Located in the resort town of Ayia Napa in a new marine-protected area in Pernera on the south-east coast of Cyprus, the museum houses 130 sculptures that will serve as artificial coral reefs and eventually become part of an underwater forest, according to The National.
The art collection features an array of figurative and botanical works, with more than 90 sculptures by British artist Jason Decaires Taylor, who is known for his site-specific installations that turn into artificial coral reefs. His works, which feature a specific type of cement that encourages the growth of coral reef, are spread across underwater ecosystems around the world, including the Great Barrier Reef in Australia.
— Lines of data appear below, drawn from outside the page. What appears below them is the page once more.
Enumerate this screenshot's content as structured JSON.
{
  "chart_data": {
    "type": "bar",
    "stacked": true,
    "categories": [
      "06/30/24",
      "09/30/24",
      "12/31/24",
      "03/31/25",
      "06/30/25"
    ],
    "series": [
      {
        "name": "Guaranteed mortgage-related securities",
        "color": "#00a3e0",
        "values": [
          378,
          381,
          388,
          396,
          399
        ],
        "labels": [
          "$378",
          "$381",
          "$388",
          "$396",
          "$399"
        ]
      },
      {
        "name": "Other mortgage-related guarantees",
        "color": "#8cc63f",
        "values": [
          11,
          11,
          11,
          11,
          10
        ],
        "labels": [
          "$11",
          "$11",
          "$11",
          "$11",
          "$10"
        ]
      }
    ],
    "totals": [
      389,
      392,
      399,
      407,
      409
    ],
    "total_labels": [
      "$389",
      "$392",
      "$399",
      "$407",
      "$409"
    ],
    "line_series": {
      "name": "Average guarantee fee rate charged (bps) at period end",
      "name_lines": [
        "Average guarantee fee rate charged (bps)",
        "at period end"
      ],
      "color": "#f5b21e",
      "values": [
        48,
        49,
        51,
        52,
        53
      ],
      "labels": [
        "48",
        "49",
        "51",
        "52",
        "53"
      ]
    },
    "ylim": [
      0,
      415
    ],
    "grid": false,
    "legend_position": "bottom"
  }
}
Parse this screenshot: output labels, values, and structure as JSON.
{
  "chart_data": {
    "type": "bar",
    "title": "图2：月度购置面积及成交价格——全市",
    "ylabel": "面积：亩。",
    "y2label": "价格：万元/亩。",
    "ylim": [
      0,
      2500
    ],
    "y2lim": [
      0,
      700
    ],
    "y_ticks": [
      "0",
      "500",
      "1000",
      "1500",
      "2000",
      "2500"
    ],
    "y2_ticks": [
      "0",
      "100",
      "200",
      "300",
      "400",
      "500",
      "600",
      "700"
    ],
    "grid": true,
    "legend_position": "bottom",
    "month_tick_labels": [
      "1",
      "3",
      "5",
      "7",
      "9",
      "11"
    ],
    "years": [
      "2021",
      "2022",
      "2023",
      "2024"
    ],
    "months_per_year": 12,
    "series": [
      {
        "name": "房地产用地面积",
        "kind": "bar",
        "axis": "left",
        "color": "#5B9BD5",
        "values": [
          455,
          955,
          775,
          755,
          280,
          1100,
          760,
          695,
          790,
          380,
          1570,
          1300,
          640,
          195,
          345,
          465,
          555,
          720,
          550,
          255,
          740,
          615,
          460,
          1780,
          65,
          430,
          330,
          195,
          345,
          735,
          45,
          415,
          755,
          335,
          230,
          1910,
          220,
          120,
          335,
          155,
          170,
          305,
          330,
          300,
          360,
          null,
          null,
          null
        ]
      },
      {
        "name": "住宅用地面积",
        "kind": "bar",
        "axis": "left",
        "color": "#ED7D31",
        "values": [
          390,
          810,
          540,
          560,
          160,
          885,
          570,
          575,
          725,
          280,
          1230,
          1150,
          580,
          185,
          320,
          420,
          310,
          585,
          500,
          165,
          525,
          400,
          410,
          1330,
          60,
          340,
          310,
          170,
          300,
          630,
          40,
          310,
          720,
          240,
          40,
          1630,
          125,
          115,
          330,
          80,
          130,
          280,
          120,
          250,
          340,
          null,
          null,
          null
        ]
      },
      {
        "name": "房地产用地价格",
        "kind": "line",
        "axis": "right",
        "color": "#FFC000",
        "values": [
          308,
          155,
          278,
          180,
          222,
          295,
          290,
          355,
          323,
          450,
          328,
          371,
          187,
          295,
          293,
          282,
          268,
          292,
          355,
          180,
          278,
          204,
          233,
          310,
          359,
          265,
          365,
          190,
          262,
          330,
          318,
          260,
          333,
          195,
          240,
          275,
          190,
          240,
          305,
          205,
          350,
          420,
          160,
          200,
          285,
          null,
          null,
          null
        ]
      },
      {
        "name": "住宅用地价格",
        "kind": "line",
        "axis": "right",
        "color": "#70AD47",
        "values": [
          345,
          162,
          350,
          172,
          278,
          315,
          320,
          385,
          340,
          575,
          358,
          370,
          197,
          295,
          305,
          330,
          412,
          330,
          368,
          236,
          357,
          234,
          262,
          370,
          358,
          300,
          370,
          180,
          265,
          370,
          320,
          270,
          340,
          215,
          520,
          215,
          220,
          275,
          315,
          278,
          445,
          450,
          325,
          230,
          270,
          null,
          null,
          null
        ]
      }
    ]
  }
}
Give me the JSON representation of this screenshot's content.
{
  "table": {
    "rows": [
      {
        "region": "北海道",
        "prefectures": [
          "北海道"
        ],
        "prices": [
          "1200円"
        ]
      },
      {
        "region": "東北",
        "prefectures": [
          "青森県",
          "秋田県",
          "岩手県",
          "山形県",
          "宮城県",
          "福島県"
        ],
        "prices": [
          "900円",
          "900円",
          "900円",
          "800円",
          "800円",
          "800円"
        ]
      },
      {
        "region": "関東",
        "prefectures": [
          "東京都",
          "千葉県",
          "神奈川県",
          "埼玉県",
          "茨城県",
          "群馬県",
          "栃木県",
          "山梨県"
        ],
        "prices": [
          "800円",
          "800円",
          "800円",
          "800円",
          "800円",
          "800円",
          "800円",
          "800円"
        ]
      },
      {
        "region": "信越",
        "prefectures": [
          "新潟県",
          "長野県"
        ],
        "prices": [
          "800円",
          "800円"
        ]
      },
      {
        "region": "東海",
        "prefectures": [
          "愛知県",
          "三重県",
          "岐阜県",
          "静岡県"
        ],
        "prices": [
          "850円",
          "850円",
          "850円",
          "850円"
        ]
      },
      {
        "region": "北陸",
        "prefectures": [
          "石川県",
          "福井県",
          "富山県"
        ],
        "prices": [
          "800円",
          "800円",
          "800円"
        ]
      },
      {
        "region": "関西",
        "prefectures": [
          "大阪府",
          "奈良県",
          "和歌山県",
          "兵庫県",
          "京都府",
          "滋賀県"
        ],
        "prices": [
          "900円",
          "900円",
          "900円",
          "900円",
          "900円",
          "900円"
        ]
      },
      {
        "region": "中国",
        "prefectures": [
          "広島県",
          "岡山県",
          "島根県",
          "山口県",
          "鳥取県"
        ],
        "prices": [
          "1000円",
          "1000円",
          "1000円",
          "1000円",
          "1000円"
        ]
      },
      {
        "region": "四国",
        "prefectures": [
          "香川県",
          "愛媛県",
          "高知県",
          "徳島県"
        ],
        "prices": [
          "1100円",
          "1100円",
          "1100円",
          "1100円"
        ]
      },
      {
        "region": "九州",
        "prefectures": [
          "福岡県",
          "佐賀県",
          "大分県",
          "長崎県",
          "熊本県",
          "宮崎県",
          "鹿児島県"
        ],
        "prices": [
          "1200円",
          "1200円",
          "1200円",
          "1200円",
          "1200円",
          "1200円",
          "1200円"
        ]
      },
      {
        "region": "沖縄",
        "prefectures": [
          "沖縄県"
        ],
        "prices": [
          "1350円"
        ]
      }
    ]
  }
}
The artworks, which are made of sea materials, including stones, rocks and shells, have been installed down to about 10 meters and span more than 167 meters of sand, and are safe for marine life. The idea behind the initiative is to enrich the biodiversity of the area and to allow the sculptures to turn into coral reefs, which protect coastlines from storms and erosion, and are a great source of food and medicines.
Visitors can dive and snorkel in the area for free with prior reservation. Be sure to visit this underwater forest on your next visit to the country that’s beloved as the jewel of the Mediterranean.